Governo confirma encerramento rotativo das urgências de obstetrícia em Lisboa

Presidente da República já pediu explicações. Ministério da Saúde garante que é uma situação que já ocorreu noutros anos. Parceiros do governo chamam ministra ao parlamento.

“Os trabalhos em curso versam sobre o encaminhamento de utentes pelo CODU (Centro de Orientação de Doentes Urgentes – INEM), prevendo-se que estejam sempre garantidos os serviços de urgência externa de três das quatro maternidades abrangidas e apenas durante o período de verão, mantendo-se as restantes respostas nas quatro unidades sem alterações”, avança a mesma nota.

O Governo sublinha que “esta é uma situação que ocorre à semelhança de anos anteriores, em que a ARSLVT entende estudar, de forma proativa, medidas que garantam o funcionamento pleno das urgências dos hospitais da região na área da ginecologia/obstetrícia”.

O Ministério da Saúde “assegura” ainda que “as utentes terão garantidas todas as respostas de que necessitam, cabendo à ARSLVT informar com a devida antecedência a população sobre as medidas que venham a ser decididas”.

O Presidente da República, Marcelo Rebelo de Sousa, disse  esperar que o eventual fecho rotativo de urgências de obstetrícia em Lisboa seja “devidamente esclarecido e explicado”, para “serenar os espíritos das pessoas”.

O jornal Público avança  que as urgências de obstetrícia de quatro dos maiores hospitais de Lisboa vão estar encerradas durante o verão, fechando rotativamente uma de cada vez, devido à falta de especialistas. “Eu espero que seja devidamente esclarecido, explicado, para as pessoas perceberem exatamente como vai ser e para não terem depois as preocupações que vi aparecer”, defendeu Marcelo Rebelo de Sousa.

“Eu não tenho exatamente a memória, mas penso que já não é nem a primeira, nem a segunda, nem a terceira vez, quando se aproxima o verão, se fala na hipótese de fecho de urgências, ou de obstetrícia ou de pediatria, enfim, várias especialidades, por causa problemas de funcionamento ou de falta de recursos humanos”, lembrou.

Sobre quem é que deve prestar esclarecimentos, Marcelo Rebelo de Sousa pensa que a ARS “vai explicar isso ao parlamento”.

O presidente da Administração Regional de Saúde de Lisboa e Vale do Tejo (ARSLVT) garantiu que as grávidas não vão andar de ambulância entre hospitais na região de Lisboa, durante o verão, período normalmente mais crítico de funcionamento hospitalar.

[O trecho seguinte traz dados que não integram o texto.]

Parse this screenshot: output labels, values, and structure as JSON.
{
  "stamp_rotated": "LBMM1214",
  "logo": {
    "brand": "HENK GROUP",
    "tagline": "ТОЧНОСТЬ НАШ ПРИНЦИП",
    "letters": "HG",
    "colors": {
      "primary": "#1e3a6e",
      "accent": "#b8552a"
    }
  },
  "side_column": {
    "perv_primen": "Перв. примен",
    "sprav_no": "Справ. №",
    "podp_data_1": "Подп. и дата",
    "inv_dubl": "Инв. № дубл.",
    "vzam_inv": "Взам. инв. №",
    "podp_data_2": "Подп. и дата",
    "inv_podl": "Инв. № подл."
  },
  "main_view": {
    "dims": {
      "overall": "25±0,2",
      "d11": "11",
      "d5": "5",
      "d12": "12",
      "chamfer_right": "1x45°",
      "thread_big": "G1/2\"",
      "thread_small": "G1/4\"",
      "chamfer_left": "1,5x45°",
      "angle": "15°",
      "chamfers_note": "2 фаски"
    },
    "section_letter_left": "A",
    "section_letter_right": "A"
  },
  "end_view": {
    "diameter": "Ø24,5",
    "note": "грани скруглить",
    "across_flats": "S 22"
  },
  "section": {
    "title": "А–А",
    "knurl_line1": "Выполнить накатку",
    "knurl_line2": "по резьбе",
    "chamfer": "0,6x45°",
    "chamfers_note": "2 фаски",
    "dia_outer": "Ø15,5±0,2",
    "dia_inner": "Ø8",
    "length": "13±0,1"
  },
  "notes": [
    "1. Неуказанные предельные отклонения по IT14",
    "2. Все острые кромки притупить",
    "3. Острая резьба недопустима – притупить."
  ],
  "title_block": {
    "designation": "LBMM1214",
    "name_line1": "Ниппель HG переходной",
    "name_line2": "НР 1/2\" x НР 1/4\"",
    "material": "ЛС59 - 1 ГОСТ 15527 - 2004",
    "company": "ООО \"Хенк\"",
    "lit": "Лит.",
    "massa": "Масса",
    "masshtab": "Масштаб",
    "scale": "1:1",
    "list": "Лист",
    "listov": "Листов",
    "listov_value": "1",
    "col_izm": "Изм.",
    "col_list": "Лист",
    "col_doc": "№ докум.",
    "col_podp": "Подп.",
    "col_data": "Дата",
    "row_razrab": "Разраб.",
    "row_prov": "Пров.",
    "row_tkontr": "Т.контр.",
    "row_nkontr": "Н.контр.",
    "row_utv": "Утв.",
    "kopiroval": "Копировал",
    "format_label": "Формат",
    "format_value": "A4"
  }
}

“O hospital que a gente diz como fechado, entre aspas, vai continuar a dar resposta à sua atividade programada. As senhoras vão continuar a ter lá os seus bebés em segurança e mesmo se houvesse uma urgência de uma pessoa que não viesse pelo CODU (Centro de Orientação de Doentes Urgentes) ou pelo INEM, teria a sua criança. Posso garantir que não vai haver grávidas de ambulância de hospitais para hospitais na região de Lisboa”, assegurou Luís Pisco à agência Lusa.